En France, chaque année, des milliers de patients se voient proposer une prothèse totale du genou en raison d’une arthrose avancée. Pour beaucoup, cette intervention chirurgicale semble inéluctable, presque une fatalité face à la douleur chronique et à la perte de mobilité. Pourtant, dans un contexte de vieillissement de la population et de prévalence croissante de l’obésité, qui sont deux facteurs de risque majeurs pour la gonarthrose, la question se pose : est-il toujours nécessaire de passer sous le bistouri ? De nouvelles approches médicales, multidimensionnelles et personnalisées, montrent qu’il est parfois possible de retarder, voire d’éviter, la pose d’une prothèse. Grâce à une prise en charge globale combinant médicaments, rééducation, changements de mode de vie et innovations thérapeutiques, de nombreux patients retrouvent une qualité de vie satisfaisante sans subir d’intervention chirurgicale.
Qu’est-ce que la gonarthrose et pourquoi conduit-elle souvent à la prothèse ?
La gonarthrose est une dégénérescence du cartilage articulaire du genou, entraînant douleur, raideur et difficultés à marcher.

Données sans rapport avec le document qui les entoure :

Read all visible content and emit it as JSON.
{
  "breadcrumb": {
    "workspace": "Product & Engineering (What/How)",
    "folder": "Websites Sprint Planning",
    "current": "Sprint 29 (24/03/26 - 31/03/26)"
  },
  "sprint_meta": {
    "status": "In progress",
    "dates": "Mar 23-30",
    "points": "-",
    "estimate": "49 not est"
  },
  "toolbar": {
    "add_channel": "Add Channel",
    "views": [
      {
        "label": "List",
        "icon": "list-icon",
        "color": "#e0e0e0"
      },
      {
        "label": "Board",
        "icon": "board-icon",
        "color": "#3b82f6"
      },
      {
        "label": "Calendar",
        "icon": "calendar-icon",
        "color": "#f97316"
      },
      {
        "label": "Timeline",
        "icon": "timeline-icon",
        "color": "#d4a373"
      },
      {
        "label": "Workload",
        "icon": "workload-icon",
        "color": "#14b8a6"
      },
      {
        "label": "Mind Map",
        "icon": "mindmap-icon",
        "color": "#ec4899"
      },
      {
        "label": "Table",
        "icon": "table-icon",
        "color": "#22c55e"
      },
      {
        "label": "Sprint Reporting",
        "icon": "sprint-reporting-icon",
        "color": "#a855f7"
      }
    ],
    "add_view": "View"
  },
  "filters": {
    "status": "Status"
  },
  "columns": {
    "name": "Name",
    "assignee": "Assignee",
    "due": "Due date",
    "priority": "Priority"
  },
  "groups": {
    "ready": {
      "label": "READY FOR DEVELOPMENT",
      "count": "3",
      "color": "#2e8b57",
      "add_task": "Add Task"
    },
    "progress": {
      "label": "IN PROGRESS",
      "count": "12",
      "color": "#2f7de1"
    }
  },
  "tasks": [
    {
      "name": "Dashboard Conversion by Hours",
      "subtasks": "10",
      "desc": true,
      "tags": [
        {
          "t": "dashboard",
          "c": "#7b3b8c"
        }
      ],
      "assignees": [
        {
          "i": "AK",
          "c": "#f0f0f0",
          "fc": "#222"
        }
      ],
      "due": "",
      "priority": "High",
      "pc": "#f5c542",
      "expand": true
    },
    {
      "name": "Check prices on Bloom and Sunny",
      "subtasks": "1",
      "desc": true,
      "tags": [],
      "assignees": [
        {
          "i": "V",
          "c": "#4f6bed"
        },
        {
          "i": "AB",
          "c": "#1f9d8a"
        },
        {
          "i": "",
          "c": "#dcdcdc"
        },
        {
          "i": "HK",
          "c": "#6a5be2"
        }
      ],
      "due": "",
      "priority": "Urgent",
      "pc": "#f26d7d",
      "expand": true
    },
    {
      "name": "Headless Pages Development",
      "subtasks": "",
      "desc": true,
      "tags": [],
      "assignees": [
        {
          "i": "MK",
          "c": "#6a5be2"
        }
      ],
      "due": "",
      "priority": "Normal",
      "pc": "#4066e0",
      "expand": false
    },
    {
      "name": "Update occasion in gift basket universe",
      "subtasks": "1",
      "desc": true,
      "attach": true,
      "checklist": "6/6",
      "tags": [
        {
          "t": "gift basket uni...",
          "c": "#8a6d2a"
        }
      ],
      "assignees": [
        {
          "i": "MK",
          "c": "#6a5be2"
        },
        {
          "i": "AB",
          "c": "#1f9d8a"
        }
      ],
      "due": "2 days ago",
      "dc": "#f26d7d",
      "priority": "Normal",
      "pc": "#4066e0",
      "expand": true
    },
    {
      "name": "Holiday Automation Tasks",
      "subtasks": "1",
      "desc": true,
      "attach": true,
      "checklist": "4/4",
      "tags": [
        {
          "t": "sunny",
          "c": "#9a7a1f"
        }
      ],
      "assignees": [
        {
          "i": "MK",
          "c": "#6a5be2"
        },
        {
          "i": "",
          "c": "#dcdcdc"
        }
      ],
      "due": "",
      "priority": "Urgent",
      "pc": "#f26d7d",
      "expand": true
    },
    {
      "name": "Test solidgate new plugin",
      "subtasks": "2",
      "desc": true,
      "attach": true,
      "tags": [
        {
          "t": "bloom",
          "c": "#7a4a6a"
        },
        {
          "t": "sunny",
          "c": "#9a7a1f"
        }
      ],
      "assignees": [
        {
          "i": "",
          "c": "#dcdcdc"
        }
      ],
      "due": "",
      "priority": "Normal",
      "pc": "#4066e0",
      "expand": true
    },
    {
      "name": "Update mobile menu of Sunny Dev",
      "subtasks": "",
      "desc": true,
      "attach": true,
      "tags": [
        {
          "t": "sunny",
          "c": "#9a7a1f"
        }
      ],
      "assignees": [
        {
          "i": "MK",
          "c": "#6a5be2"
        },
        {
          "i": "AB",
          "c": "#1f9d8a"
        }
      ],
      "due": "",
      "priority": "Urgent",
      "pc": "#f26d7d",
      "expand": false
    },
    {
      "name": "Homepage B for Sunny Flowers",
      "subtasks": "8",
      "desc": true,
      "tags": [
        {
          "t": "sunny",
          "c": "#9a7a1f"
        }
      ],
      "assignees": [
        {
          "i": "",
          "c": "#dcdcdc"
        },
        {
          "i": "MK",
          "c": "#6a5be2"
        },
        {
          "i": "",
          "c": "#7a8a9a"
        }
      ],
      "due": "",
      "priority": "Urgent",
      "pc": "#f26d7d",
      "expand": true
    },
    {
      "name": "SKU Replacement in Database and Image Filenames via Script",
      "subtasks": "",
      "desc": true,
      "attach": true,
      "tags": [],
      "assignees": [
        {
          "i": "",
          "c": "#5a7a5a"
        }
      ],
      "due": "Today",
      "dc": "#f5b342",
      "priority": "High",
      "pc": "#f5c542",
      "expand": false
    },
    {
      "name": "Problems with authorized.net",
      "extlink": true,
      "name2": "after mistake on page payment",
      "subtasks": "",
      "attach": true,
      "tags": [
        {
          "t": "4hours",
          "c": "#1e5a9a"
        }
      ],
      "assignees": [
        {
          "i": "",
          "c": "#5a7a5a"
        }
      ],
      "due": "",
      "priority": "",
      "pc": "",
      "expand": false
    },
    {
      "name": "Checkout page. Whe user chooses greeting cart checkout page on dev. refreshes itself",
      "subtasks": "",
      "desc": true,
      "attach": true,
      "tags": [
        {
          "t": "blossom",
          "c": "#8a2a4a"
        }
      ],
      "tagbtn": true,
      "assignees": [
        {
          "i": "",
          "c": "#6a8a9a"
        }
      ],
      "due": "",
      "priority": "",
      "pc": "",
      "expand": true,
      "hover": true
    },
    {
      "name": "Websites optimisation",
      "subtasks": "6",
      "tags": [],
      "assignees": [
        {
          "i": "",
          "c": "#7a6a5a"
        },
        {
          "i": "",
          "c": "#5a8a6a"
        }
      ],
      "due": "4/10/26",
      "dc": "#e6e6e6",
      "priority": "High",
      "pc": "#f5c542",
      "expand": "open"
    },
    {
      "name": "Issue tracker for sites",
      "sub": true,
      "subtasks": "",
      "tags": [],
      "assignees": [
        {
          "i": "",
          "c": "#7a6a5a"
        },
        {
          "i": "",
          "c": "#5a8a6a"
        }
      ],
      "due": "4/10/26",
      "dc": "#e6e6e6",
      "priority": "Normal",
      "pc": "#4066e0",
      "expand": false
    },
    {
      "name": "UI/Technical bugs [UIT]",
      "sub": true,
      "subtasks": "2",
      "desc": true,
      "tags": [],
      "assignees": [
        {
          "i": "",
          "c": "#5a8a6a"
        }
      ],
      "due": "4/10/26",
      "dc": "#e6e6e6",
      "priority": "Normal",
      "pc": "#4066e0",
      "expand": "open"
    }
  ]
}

Elle touche particulièrement les personnes âgées, mais peut aussi survenir plus précocement chez des sujets ayant subi des traumatismes articulaires ou souffrant de surpoids. Lorsque les lésions sont sévères et que les traitements conservateurs échouent, la prothèse totale du genou est traditionnellement envisagée. Celle-ci consiste à remplacer les surfaces articulaires endommagées par des implants métalliques et plastiques. Bien que très efficace dans la majorité des cas, cette chirurgie comporte des risques : infection, phlébite, douleur post-opératoire prolongée, ou encore usure prématurée de la prothèse. De plus, elle n’est pas sans conséquence sur la fonction musculaire et la proprioception. C’est pourquoi il est crucial d’explorer toutes les alternatives médicales avant de franchir ce seuil.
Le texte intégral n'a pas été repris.